A company from Gaithersburg, Maryland, Client Network Services Incorporated or CNSI, already has a contract in Michigan to perform similar services.

By forming an alliance with Michigan, Illinois was able to bypass a drawn-out, expensive bidding process because the state procurement code says HFS doesn’t need one if there is an intergovernmental agreement.

“The system can be built in much less time,” wrote Illinois director of HFS, Julie Hamos. “Which is saving taxpayers millions of dollars versus Illinois implementing a much costlier stand-alone system.”

CNSI, however, has encountered problems in other states.

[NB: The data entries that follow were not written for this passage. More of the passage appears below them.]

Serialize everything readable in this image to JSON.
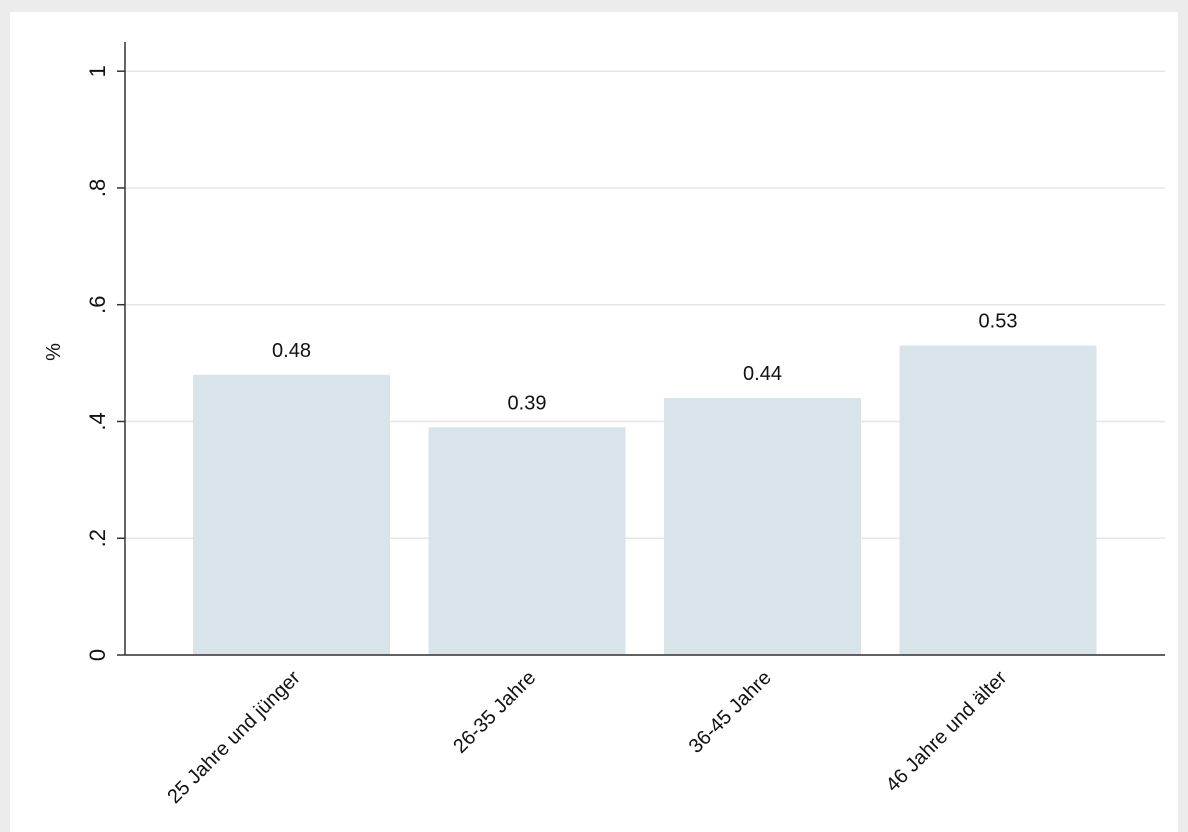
{
  "chart_data": {
    "type": "bar",
    "y_label": "%",
    "categories": [
      "25 Jahre und jünger",
      "26-35 Jahre",
      "36-45 Jahre",
      "46 Jahre und älter"
    ],
    "values": [
      0.48,
      0.39,
      0.44,
      0.53
    ],
    "color": "#d8e3ea",
    "ylim": [
      0,
      1.05
    ],
    "yticks": [
      0,
      {
        "value": 0.2,
        "label": ".2"
      },
      {
        "value": 0.4,
        "label": ".4"
      },
      {
        "value": 0.6,
        "label": ".6"
      },
      {
        "value": 0.8,
        "label": ".8"
      },
      1
    ],
    "grid": true
  }
}
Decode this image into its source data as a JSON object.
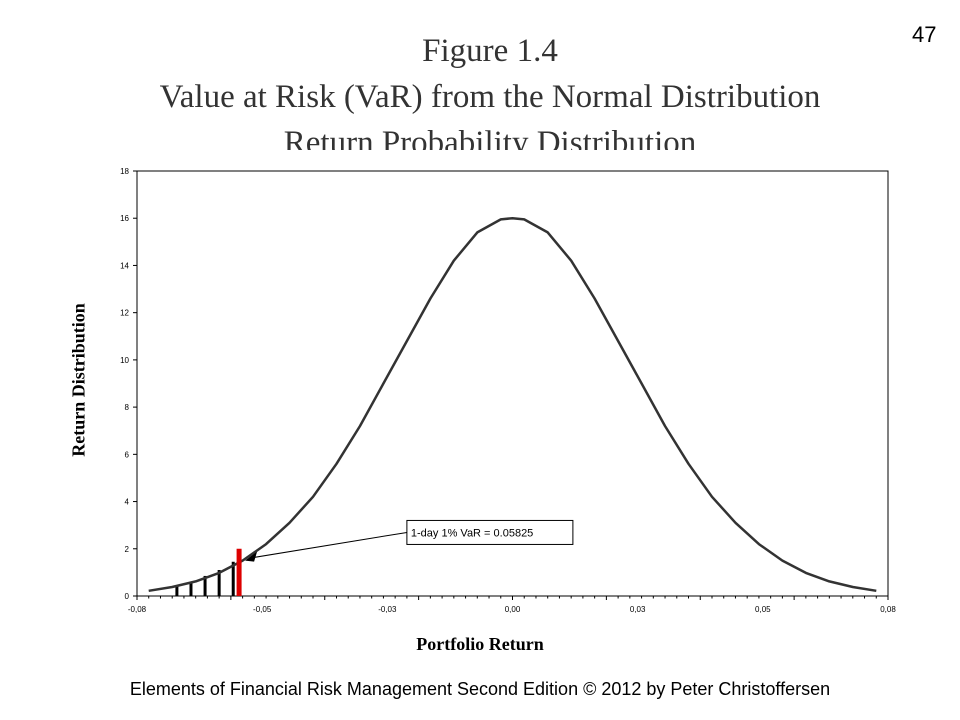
{
  "page_number": "47",
  "title_lines": [
    "Figure 1.4",
    "Value at Risk (VaR) from the Normal Distribution",
    "Return Probability Distribution"
  ],
  "footer": "Elements of Financial Risk Management Second Edition © 2012  by Peter Christoffersen",
  "colors": {
    "curve": "#333333",
    "var_bar": "#dd0000",
    "tail_bars": "#000000"
  },
  "chart_data": {
    "type": "line",
    "title": "Value at Risk (VaR) from the Normal Distribution",
    "subtitle": "Return Probability Distribution",
    "xlabel": "Portfolio Return",
    "ylabel": "Return Distribution",
    "xlim": [
      -0.08,
      0.08
    ],
    "ylim": [
      0,
      18
    ],
    "x_tick_labels": [
      "-0,08",
      "-0,05",
      "-0,03",
      "0,00",
      "0,03",
      "0,05",
      "0,08"
    ],
    "y_tick_labels": [
      "0",
      "2",
      "4",
      "6",
      "8",
      "10",
      "12",
      "14",
      "16",
      "18"
    ],
    "y_ticks": [
      0,
      2,
      4,
      6,
      8,
      10,
      12,
      14,
      16,
      18
    ],
    "grid": false,
    "series": [
      {
        "x": [
          -0.0775,
          -0.0725,
          -0.0675,
          -0.0625,
          -0.0575,
          -0.0525,
          -0.0475,
          -0.0425,
          -0.0375,
          -0.0325,
          -0.0275,
          -0.0225,
          -0.0175,
          -0.0125,
          -0.0075,
          -0.0025,
          0.0,
          0.0025,
          0.0075,
          0.0125,
          0.0175,
          0.0225,
          0.0275,
          0.0325,
          0.0375,
          0.0425,
          0.0475,
          0.0525,
          0.0575,
          0.0625,
          0.0675,
          0.0725,
          0.0775
        ],
        "y": [
          0.22,
          0.38,
          0.62,
          0.98,
          1.5,
          2.2,
          3.1,
          4.2,
          5.6,
          7.2,
          9.0,
          10.8,
          12.6,
          14.2,
          15.4,
          15.95,
          16.0,
          15.95,
          15.4,
          14.2,
          12.6,
          10.8,
          9.0,
          7.2,
          5.6,
          4.2,
          3.1,
          2.2,
          1.5,
          0.98,
          0.62,
          0.38,
          0.22
        ]
      }
    ],
    "tail_bars": [
      {
        "x": -0.0715,
        "y": 0.4
      },
      {
        "x": -0.0685,
        "y": 0.55
      },
      {
        "x": -0.0655,
        "y": 0.85
      },
      {
        "x": -0.0625,
        "y": 1.1
      },
      {
        "x": -0.0595,
        "y": 1.45
      }
    ],
    "var_bar": {
      "x": -0.05825,
      "y": 2.0
    },
    "annotation": {
      "text": "1-day 1% VaR = 0.05825",
      "box_x": -0.0225,
      "box_y": 3.2,
      "arrow_to": {
        "x": -0.05825,
        "y": 1.5
      }
    }
  }
}
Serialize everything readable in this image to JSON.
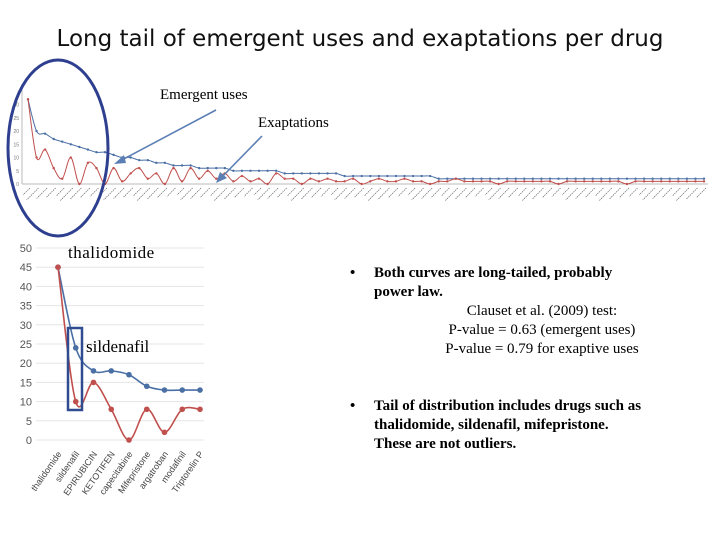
{
  "slide": {
    "title": "Long tail of emergent uses and exaptations per drug"
  },
  "annotations": {
    "emergent_label": "Emergent uses",
    "exaptations_label": "Exaptations",
    "thalidomide_label": "thalidomide",
    "sildenafil_label": "sildenafil"
  },
  "bullets": {
    "b1_line1": "Both curves are long-tailed, probably",
    "b1_line2": "power law.",
    "b1_line3": "Clauset et al. (2009) test:",
    "b1_line4": "P-value = 0.63 (emergent uses)",
    "b1_line5": "P-value = 0.79 for exaptive uses",
    "b2_line1": "Tail of distribution includes drugs such as",
    "b2_line2": "thalidomide, sildenafil, mifepristone.",
    "b2_line3": "These are not outliers.",
    "marker": "•"
  },
  "colors": {
    "emergent": "#4a6fa5",
    "exaptation": "#c0504d",
    "circle": "#2e3f8f",
    "arrow": "#5b7fb5",
    "box": "#2e4c8f"
  },
  "chart_data": [
    {
      "type": "line",
      "title": "",
      "xlabel": "",
      "ylabel": "",
      "ylim": [
        0,
        50
      ],
      "yticks": [
        0,
        5,
        10,
        15,
        20,
        25,
        30,
        35,
        40,
        45,
        50
      ],
      "categories": [
        "thalidomide",
        "sildenafil",
        "EPIRUBICIN",
        "KETOTIFEN",
        "capecitabine",
        "Mifepristone",
        "argatroban",
        "modafinil",
        "Triptorelin P"
      ],
      "series": [
        {
          "name": "Emergent uses",
          "values": [
            45,
            24,
            18,
            18,
            17,
            14,
            13,
            13,
            13
          ]
        },
        {
          "name": "Exaptations",
          "values": [
            45,
            10,
            15,
            8,
            0,
            8,
            2,
            8,
            8
          ]
        }
      ]
    },
    {
      "type": "line",
      "title": "",
      "xlabel": "",
      "ylabel": "",
      "ylim": [
        0,
        34
      ],
      "yticks": [
        0,
        5,
        10,
        15,
        20,
        25,
        30
      ],
      "series": [
        {
          "name": "Emergent uses",
          "values": [
            32,
            20,
            19,
            17,
            16,
            15,
            14,
            13,
            12,
            12,
            11,
            10,
            10,
            9,
            9,
            8,
            8,
            7,
            7,
            7,
            6,
            6,
            6,
            6,
            5,
            5,
            5,
            5,
            5,
            5,
            4,
            4,
            4,
            4,
            4,
            4,
            4,
            3,
            3,
            3,
            3,
            3,
            3,
            3,
            3,
            3,
            3,
            3,
            2,
            2,
            2,
            2,
            2,
            2,
            2,
            2,
            2,
            2,
            2,
            2,
            2,
            2,
            2,
            2,
            2,
            2,
            2,
            2,
            2,
            2,
            2,
            2,
            2,
            2,
            2,
            2,
            2,
            2,
            2,
            2
          ]
        },
        {
          "name": "Exaptations",
          "values": [
            32,
            10,
            13,
            6,
            2,
            10,
            0,
            8,
            6,
            0,
            6,
            1,
            4,
            6,
            2,
            4,
            0,
            6,
            1,
            6,
            2,
            5,
            2,
            4,
            1,
            3,
            1,
            2,
            0,
            4,
            2,
            2,
            0,
            2,
            1,
            2,
            1,
            1,
            2,
            0,
            1,
            2,
            1,
            1,
            2,
            1,
            1,
            0,
            1,
            1,
            2,
            1,
            1,
            1,
            1,
            0,
            1,
            1,
            1,
            1,
            1,
            1,
            0,
            1,
            1,
            1,
            1,
            1,
            1,
            1,
            0,
            1,
            1,
            1,
            1,
            1,
            1,
            1,
            1,
            1
          ]
        }
      ]
    }
  ]
}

The company sued Louisiana after a contract there was terminated during an investigation into whether CNSI and a handful of other companies violated ethical guidelines during the procurement process.

According to there were also cost overruns in Washington and Maine and a lawsuit in South Dakota that ended in mediation.

However, the federal government certified CNSI, which was sufficient for Illinois to move forward with the intergovernmental agreement.

“The issues in other states since then do not in any way reflect the technological capabilities and performance Michigan has experienced with CNSI,” wrote director Hamos.

A spokesperson for CNSI said these kinds of partnerships will be part of the future and computing for the Affordable Care Act will be handled in “a cloud” -- meaning cases will be filed in one state, then computed, stored and processed in a mega-computer somewhere else.